With his showmanship and range of breathtaking strokes, few batsmen will ever attain the idolatry of Kanhai. He was a born favorite. Although one never to chase after batting records, Kanhai nevertheless achieved an impressive array of memorable milestones.
For example, although Tendulkar is the modern icon of batsmanship, he has never scored a test century in each innings of a test match as Kanhai did against as worthy an opponent as Australia, at Adelaide in 1960-61, nor top the batting averages in an English season as he did in 1975 with an average of 82.53, nor share in such high wicket partnerships in First Class cricket as he did with J.A. Jameson-465*, Warwickshire v. Gloucestershire, 1974, second wicket and with K. Ibadulla-402, Warwickshire v. Notts, 1968, fourth wicket.

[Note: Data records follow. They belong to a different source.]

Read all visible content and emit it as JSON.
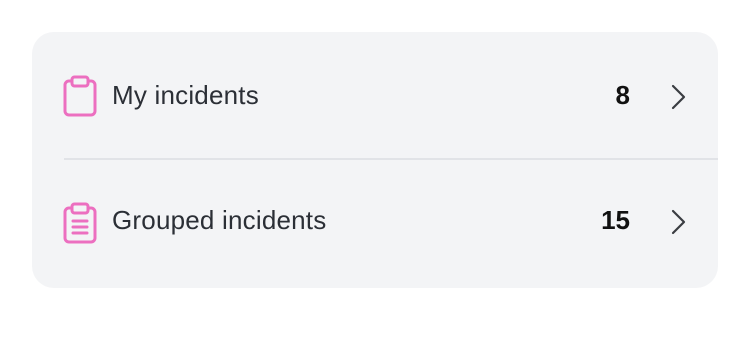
{
  "colors": {
    "icon_accent": "#ec6fc0",
    "card_background": "#f3f4f6",
    "text": "#2b2f36",
    "chevron": "#3a3d42"
  },
  "items": [
    {
      "icon": "clipboard-icon",
      "label": "My incidents",
      "count": "8"
    },
    {
      "icon": "clipboard-list-icon",
      "label": "Grouped incidents",
      "count": "15"
    }
  ]
}
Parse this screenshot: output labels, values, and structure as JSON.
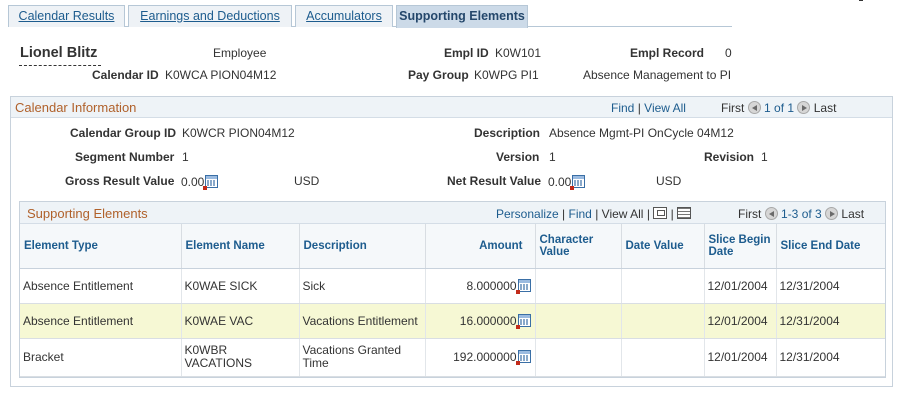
{
  "tabs": [
    {
      "label": "Calendar Results",
      "active": false
    },
    {
      "label": "Earnings and Deductions",
      "active": false
    },
    {
      "label": "Accumulators",
      "active": false
    },
    {
      "label": "Supporting Elements",
      "active": true
    }
  ],
  "header": {
    "name": "Lionel Blitz",
    "role": "Employee",
    "empl_id_label": "Empl ID",
    "empl_id": "K0W101",
    "empl_record_label": "Empl Record",
    "empl_record": "0",
    "calendar_id_label": "Calendar ID",
    "calendar_id": "K0WCA PION04M12",
    "pay_group_label": "Pay Group",
    "pay_group": "K0WPG PI1",
    "pay_group_desc": "Absence Management to PI"
  },
  "calendar_info": {
    "title": "Calendar Information",
    "find": "Find",
    "view_all": "View All",
    "first": "First",
    "range": "1 of 1",
    "last": "Last",
    "group_id_label": "Calendar Group ID",
    "group_id": "K0WCR PION04M12",
    "description_label": "Description",
    "description": "Absence Mgmt-PI OnCycle 04M12",
    "segment_label": "Segment Number",
    "segment": "1",
    "version_label": "Version",
    "version": "1",
    "revision_label": "Revision",
    "revision": "1",
    "gross_label": "Gross Result Value",
    "gross": "0.00",
    "gross_currency": "USD",
    "net_label": "Net Result Value",
    "net": "0.00",
    "net_currency": "USD"
  },
  "supporting": {
    "title": "Supporting Elements",
    "personalize": "Personalize",
    "find": "Find",
    "view_all": "View All",
    "first": "First",
    "range": "1-3 of 3",
    "last": "Last",
    "columns": [
      "Element Type",
      "Element Name",
      "Description",
      "Amount",
      "Character Value",
      "Date Value",
      "Slice Begin Date",
      "Slice End Date"
    ],
    "rows": [
      {
        "type": "Absence Entitlement",
        "name": "K0WAE SICK",
        "description": "Sick",
        "amount": "8.000000",
        "char_value": "",
        "date_value": "",
        "begin": "12/01/2004",
        "end": "12/31/2004"
      },
      {
        "type": "Absence Entitlement",
        "name": "K0WAE VAC",
        "description": "Vacations Entitlement",
        "amount": "16.000000",
        "char_value": "",
        "date_value": "",
        "begin": "12/01/2004",
        "end": "12/31/2004"
      },
      {
        "type": "Bracket",
        "name": "K0WBR VACATIONS",
        "description": "Vacations Granted Time",
        "amount": "192.000000",
        "char_value": "",
        "date_value": "",
        "begin": "12/01/2004",
        "end": "12/31/2004"
      }
    ]
  },
  "colors": {
    "accent_link": "#1d5c8e",
    "section_title": "#b0612b",
    "highlight_row": "#f6f8d4"
  }
}
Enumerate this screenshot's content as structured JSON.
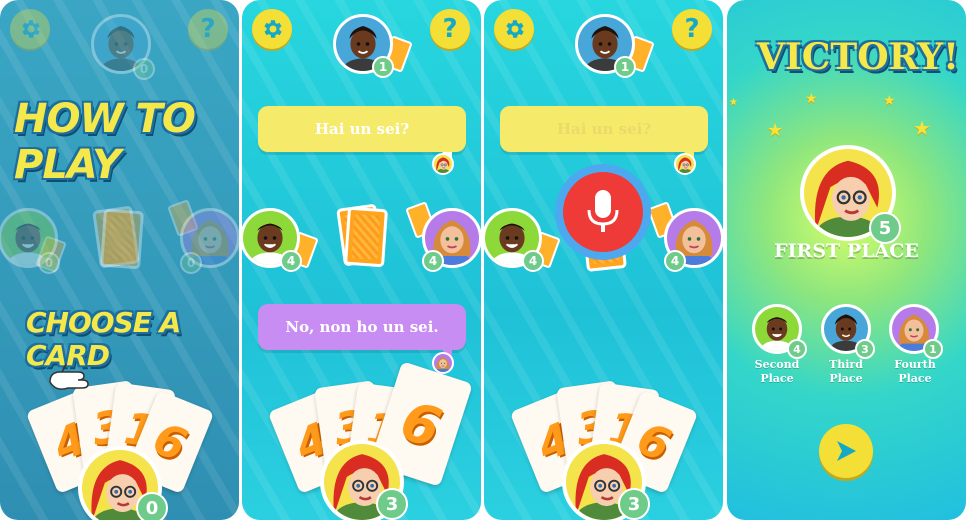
{
  "panel1": {
    "title_how_to_play": "HOW TO PLAY",
    "title_choose_card": "CHOOSE A CARD",
    "top_player_count": "0",
    "left_player_count": "0",
    "right_player_count": "0",
    "me_count": "0",
    "hand": [
      "4",
      "3",
      "1",
      "6"
    ]
  },
  "panel2": {
    "top_player_count": "1",
    "left_player_count": "4",
    "right_player_count": "4",
    "me_count": "3",
    "question_bubble": "Hai un sei?",
    "answer_bubble": "No, non ho un sei.",
    "hand": [
      "4",
      "3",
      "1",
      "6"
    ]
  },
  "panel3": {
    "top_player_count": "1",
    "left_player_count": "4",
    "right_player_count": "4",
    "me_count": "3",
    "question_bubble": "Hai un sei?",
    "hand": [
      "4",
      "3",
      "1",
      "6"
    ]
  },
  "panel4": {
    "victory": "VICTORY!",
    "first_place": "FIRST PLACE",
    "first_count": "5",
    "second_label": "Second Place",
    "second_count": "4",
    "third_label": "Third Place",
    "third_count": "3",
    "fourth_label": "Fourth Place",
    "fourth_count": "1"
  },
  "colors": {
    "accent_yellow": "#f3df36",
    "badge_green": "#6fcb8a",
    "card_orange": "#ffa41f",
    "bubble_yellow": "#f6ea6a",
    "bubble_purple": "#c88df2",
    "mic_red": "#ee3b38"
  },
  "icons": [
    "gear-icon",
    "question-icon",
    "microphone-icon",
    "play-arrow-icon",
    "hand-pointer-icon",
    "star-icon"
  ]
}
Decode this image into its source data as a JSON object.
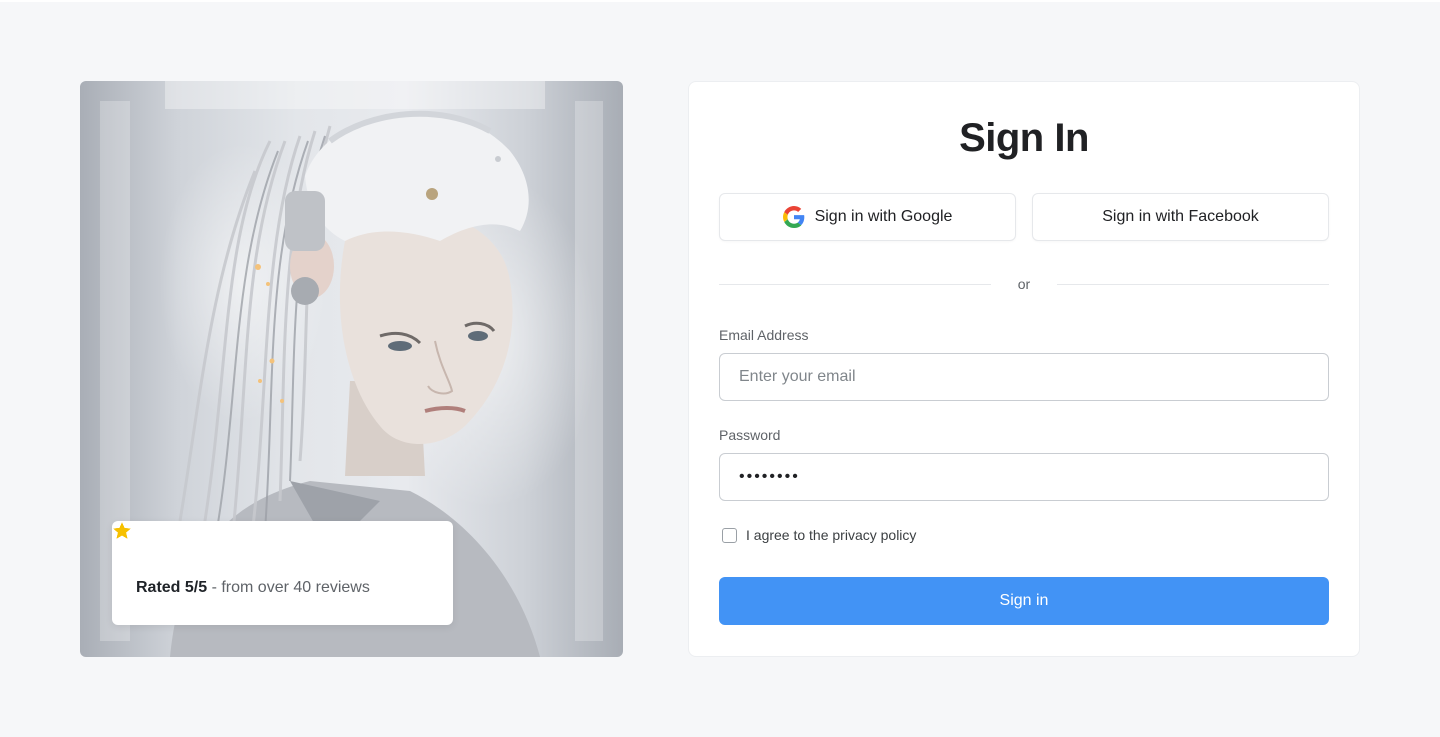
{
  "hero": {
    "image_description": "robot-woman-portrait",
    "rating": {
      "stars": 5,
      "star_color": "#f6c000",
      "rated_label": "Rated 5/5",
      "rated_suffix": " - from over 40 reviews"
    }
  },
  "signin": {
    "title": "Sign In",
    "google_label": "Sign in with Google",
    "facebook_label": "Sign in with Facebook",
    "divider_text": "or",
    "email_label": "Email Address",
    "email_placeholder": "Enter your email",
    "password_label": "Password",
    "password_value": "••••••••",
    "agree_label": "I agree to the privacy policy",
    "submit_label": "Sign in",
    "accent_color": "#4293f5"
  }
}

And who would not help but admire his one day average of 55 runs per innings? Or, notwithstanding the fact that statistics were always the furthest thing from his mind, appreciate that he scored 83 first class centuries, and countless 90’s, each innings a spectator’s dream?
Rohan opened the doors for Clive Lloyd, Roy Fredericks, Alvin Kallicharran, Shivnarine Chanderpaul, Roger Harper, Ramnaresh Sarwan and others to follow. Perhaps "opened" is a mild word. Kanhai blasted the door open for other Guyanese to follow.
After all, his book was aptly entitled, "Blasting for Runs." In fact, Gavaskar, Kallicharran and Bob Marley named their sons after Rohan Kanhai, a testimony to Kanhai's genius. Gavaskar also hoped that his son Rohan would be at least half as good as the original Rohan Babulal Kanhai, which he said would make him very proud indeed!